I'm about to get married to my lovely partner after an 18 month engagement and it can't come soon enough! We're really interested in buying a house to start a family but now we're looking around, everywhere is so expensive.

I'm lucky to be in a well paid job, and have stashed away £100k. We're hoping to get a 4 bed house (or 3 bed with potential to convert the loft) in the Walthamstow/Highams Park area. Initially we were looking to spend around £450k, as that was the sold prices in the area 9-12 months ago, but asking prices have shot up to £500k+ (as have some of the sold prices).

I know we're lucky to be in a position to save this kind of deposit, but I'm really nervous about this purchase. It seems like we're on the tipping point, similar to 2007. I know a couple of economists in high-level banking roles, and privately they're expecting a major economic meltdown in the Far East soon.
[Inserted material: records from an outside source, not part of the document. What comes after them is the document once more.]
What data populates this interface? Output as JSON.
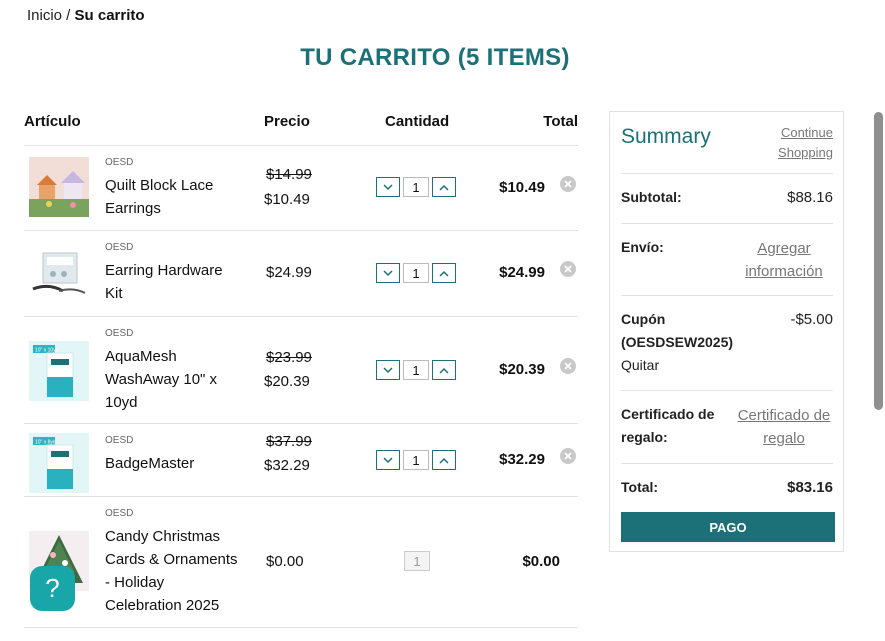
{
  "breadcrumb": {
    "home": "Inicio /",
    "current": "Su carrito"
  },
  "page_title": "TU CARRITO (5 ITEMS)",
  "table_headers": {
    "item": "Artículo",
    "price": "Precio",
    "quantity": "Cantidad",
    "total": "Total"
  },
  "items": [
    {
      "brand": "OESD",
      "name": "Quilt Block Lace Earrings",
      "old_price": "$14.99",
      "price": "$10.49",
      "qty": "1",
      "total": "$10.49",
      "image": "earrings-photo"
    },
    {
      "brand": "OESD",
      "name": "Earring Hardware Kit",
      "old_price": "",
      "price": "$24.99",
      "qty": "1",
      "total": "$24.99",
      "image": "hardware-kit-photo"
    },
    {
      "brand": "OESD",
      "name": "AquaMesh WashAway 10\" x 10yd",
      "old_price": "$23.99",
      "price": "$20.39",
      "qty": "1",
      "total": "$20.39",
      "image": "aquamesh-roll-photo",
      "badge": "10\" x 10yd"
    },
    {
      "brand": "OESD",
      "name": "BadgeMaster",
      "old_price": "$37.99",
      "price": "$32.29",
      "qty": "1",
      "total": "$32.29",
      "image": "badgemaster-roll-photo",
      "badge": "10\" x 8yd"
    },
    {
      "brand": "OESD",
      "name": "Candy Christmas Cards & Ornaments - Holiday Celebration 2025",
      "old_price": "",
      "price": "$0.00",
      "qty": "1",
      "total": "$0.00",
      "image": "christmas-tree-photo"
    }
  ],
  "summary": {
    "title": "Summary",
    "continue_shopping": "Continue Shopping",
    "subtotal_label": "Subtotal:",
    "subtotal_value": "$88.16",
    "shipping_label": "Envío:",
    "shipping_link": "Agregar información",
    "coupon_label": "Cupón (OESDSEW2025)",
    "coupon_value": "-$5.00",
    "coupon_remove": "Quitar",
    "gift_label": "Certificado de regalo:",
    "gift_link": "Certificado de regalo",
    "total_label": "Total:",
    "total_value": "$83.16",
    "checkout_label": "PAGO"
  },
  "help_label": "?",
  "colors": {
    "accent": "#1b7177",
    "help": "#19a6a8"
  }
}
Part of me doesn't want to get ripped off, but the other part of me wants a nest for my family.

I absolutely hate the idea that I've had to work really long tough hours, and given up so much for this deposit, just to give it along with the next 25 years of my earnings to a pensioner who's had a cushy 9 to 5 public sector job with a final salary pension.

Could really do with some emotional support!

WhatKatyDidnt Sun 18-Oct-15 20:39:46

Hmm. I'd say the fact that you're in the market for a long-term home means that any dips in prices would only be annoying - rather than financially disastrous - for you.

The thing about large-ish homes is that people tend to stay put when prices dip. (Unless they are forced into moving by one of the three "Ds".) That means that when the market wobbles, supply is low and people looking to buy are doing so from a reduced pool. My experience of trying to buy between 2009 and 2013 was that few decent 3/4 bed houses in moderately-priced London burbs came up, and those that did were in high demand.

In short, if you see something you like and can afford it then go for it. Don't worry about what may or may not happen to the market after that. There's a lot to be said for getting settled before kids come along - wish I had!

Karcheer Sun 18-Oct-15 20:39:50

In 1999 my ex dh and I bought a house, every one said it was a dreadful time to buy, turns out it wasn't.

The thing is, as long as you aren't planning on selling the house in the next year or so, it doesn't really matter, prices are most likely to go up eventually.
You won't loose the £100k and the rest (mortgage) I always think of as rent, you'd have to pay that anyway (unless you moved back with your parents). Once you've bought it, forget about what it's worth because it really, really doesn't matter.

christinarossetti Sun 18-Oct-15 20:45:10

I agree with the previous two posters. If you and your partner can afford to buy something you're happy with and can afford, then do so.

The alternative is paying rent whilst prices continue to rise. Nothing that dramatic happened to London house prices in 2007. They stagnated for a while, but certainly no 'crash'.

An advantage to getting a mortgage now is low interest rates. I know everyone's been saying it for years, but they can't last....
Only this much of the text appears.